Defaulting on some student loans gets more costly
Defaulting on college loans is always a bad idea. It not only triggers a harsh debt-collection process, it can also savage your credit rating and make borrowing difficult and more expensive.
And now, a move by the Trump administration will make student loan defaults even more expensive. The Department of Education (DE) is getting behind an onerous 16 percent surcharge on Federal Family Education Loans in default. (The measure doesn’t apply to federal “Direct” loans the DE itself offers or holds.)
If you have loans from the Family Education program and are in default status, that’s a big wallop. The DE is reversing an earlier action that would have given borrowers a break on that fee.
“The administration’s first move on the student loan default crisis will do nothing to stop the tidal wave of defaults that’s sweeping across the nation,” said Rohit Chopra, senior fellow at the Consumer Federation of America (CFA) and the former student loan ombudsman at the Consumer Financial Protection Bureau (CFPB).
“With more than 3,000 Americans defaulting on a student loan every day,” said Chopra, “this just adds insult to injury.”
So instead of making it easier for borrowers to refinance, consolidate or even discharge their loans, the Trump administration gave loan collectors a way to charge even more money.
The DE’s move seems likely to exacerbate the student loan crisis. According to the CFA, college loan debt is paralyzing millions of borrowers who find themselves unable to enjoy the fruits of prosperity. Saddled with debt, they find it difficult to buy homes or cars, or start families.
“Federal loans typically enter a default status when borrowers are 270 days late on their payments,” noted the CFA. “Due to servicing mistakes, many borrowers may be learning about problems with their loan for the first time. These agencies are entitled to ‘reasonable’ collection costs under existing law, but hefty fees were considered inappropriate for borrowers who promptly seek to address their default.”

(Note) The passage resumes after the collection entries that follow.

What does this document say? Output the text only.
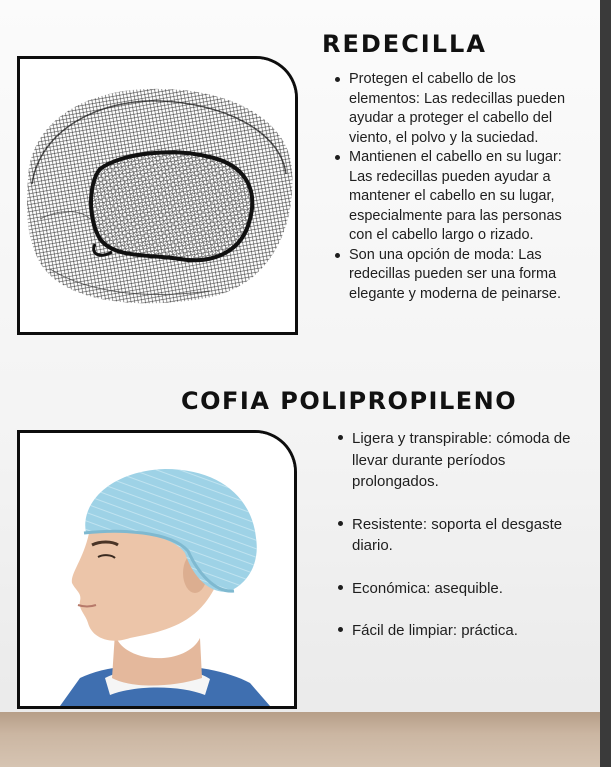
REDECILLA
Protegen el cabello de los elementos: Las redecillas pueden ayudar a proteger el cabello del viento, el polvo y la suciedad.
Mantienen el cabello en su lugar: Las redecillas pueden ayudar a mantener el cabello en su lugar, especialmente para las personas con el cabello largo o rizado.
Son una opción de moda: Las redecillas pueden ser una forma elegante y moderna de peinarse.
COFIA POLIPROPILENO
Ligera y transpirable: cómoda de llevar durante períodos prolongados.
Resistente: soporta el desgaste diario.
Económica: asequible.
Fácil de limpiar: práctica.
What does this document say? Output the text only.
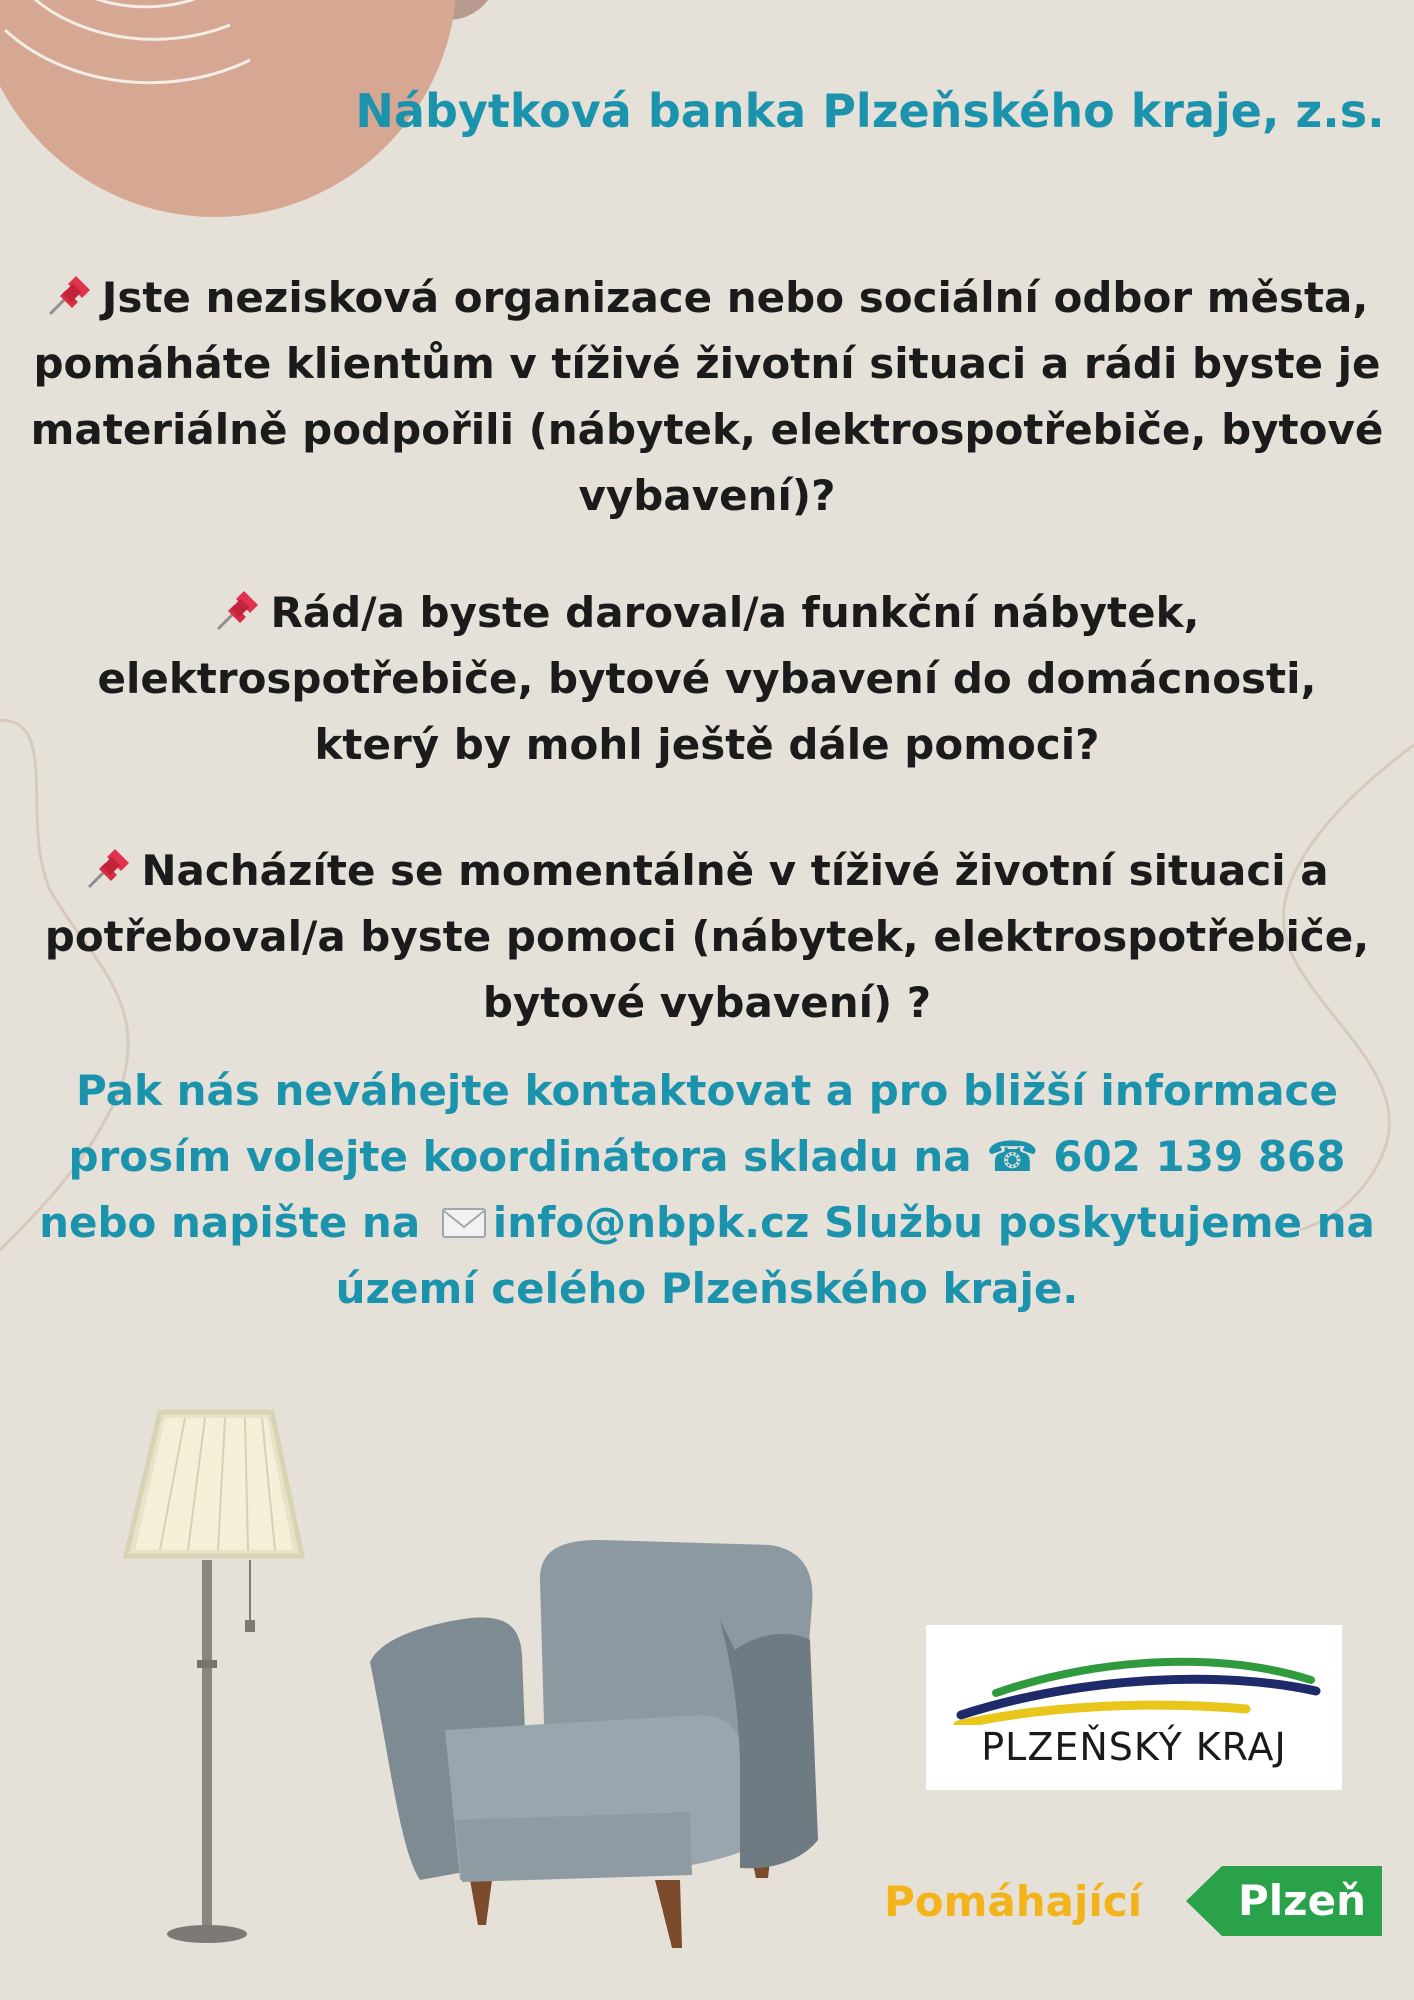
Nábytková banka Plzeňského kraje, z.s.

Jste nezisková organizace nebo sociální odbor města, pomáháte klientům v tíživé životní situaci a rádi byste je materiálně podpořili (nábytek, elektrospotřebiče, bytové vybavení)?

Rád/a byste daroval/a funkční nábytek, elektrospotřebiče, bytové vybavení do domácnosti, který by mohl ještě dále pomoci?

Nacházíte se momentálně v tíživé životní situaci a potřeboval/a byste pomoci (nábytek, elektrospotřebiče, bytové vybavení) ?

Pak nás neváhejte kontaktovat a pro bližší informace prosím volejte koordinátora skladu na ☎ 602 139 868 nebo napište na info@nbpk.cz Službu poskytujeme na území celého Plzeňského kraje.

PLZEŇSKÝ KRAJ
Pomáhající	Plzeň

That’s right. You go to college and take out loans. Even if you start paying them back -- and the loan servicer messes up your paperwork -- you can get nailed with these fees if you’re in the Family Loan program.
To pour salt in the wound, the biggest loan servicing companies have long been inadequate in educating borrowers about repayment options to lower monthly costs. It doesn’t have to be that way: In the federal program, you have nine options that can lower your payments.
Loan servicing companies should also tell you which repayment option is best for you, but again, they often fall down on the job. That’s why so many borrowers are slipping into the netherworld of default. All told, more than $137 billion in federal loans are in default, reports the CFA. That’s two-and-a-half times the amount President Trump is seeking to add to the Pentagon’s budget.
“The extra couple months borrowers had to avoid the hefty default fee on federal loans are now gone,” noted Andrew Weber, a certified student loan counselor, “and the fees will hit immediately at the time of default (270 days) instead of several months after the default.”
Weber added that this removes the opportunity to get back on track before default fees hit, and that “borrowers will likely have to contend with a much larger balance that now literally grows overnight when they default on federal loans.”
With 42 million Americans owing more than $1.3 trillion in student loans, the CFA estimates the current morass translates into “more than 3,000 preventable loan defaults every day.” More than 1 million defaults were tallied last year alone.
If you’re eyeing college offers now, do whatever you can to avoid loans. Ask colleges to replace them with grants or at least give you a tuition discount. Ask for merit aid if you don’t quality for financial aid. You also should consider saving a bundle by attending commuter or community colleges, which don’t require room and board.
What if you’re deep in debt and need some guidance on student loans? You can find a certified debt counselor or work through a repayment plan on your own. The CFPB has a student debt repayment tool that’s fairly easy to use.
In either case, do your homework ahead of time to avoid debt by using a combination of saving, planning and seeking out reasonably priced degrees. That way, you can dodge the default bullet well in advance.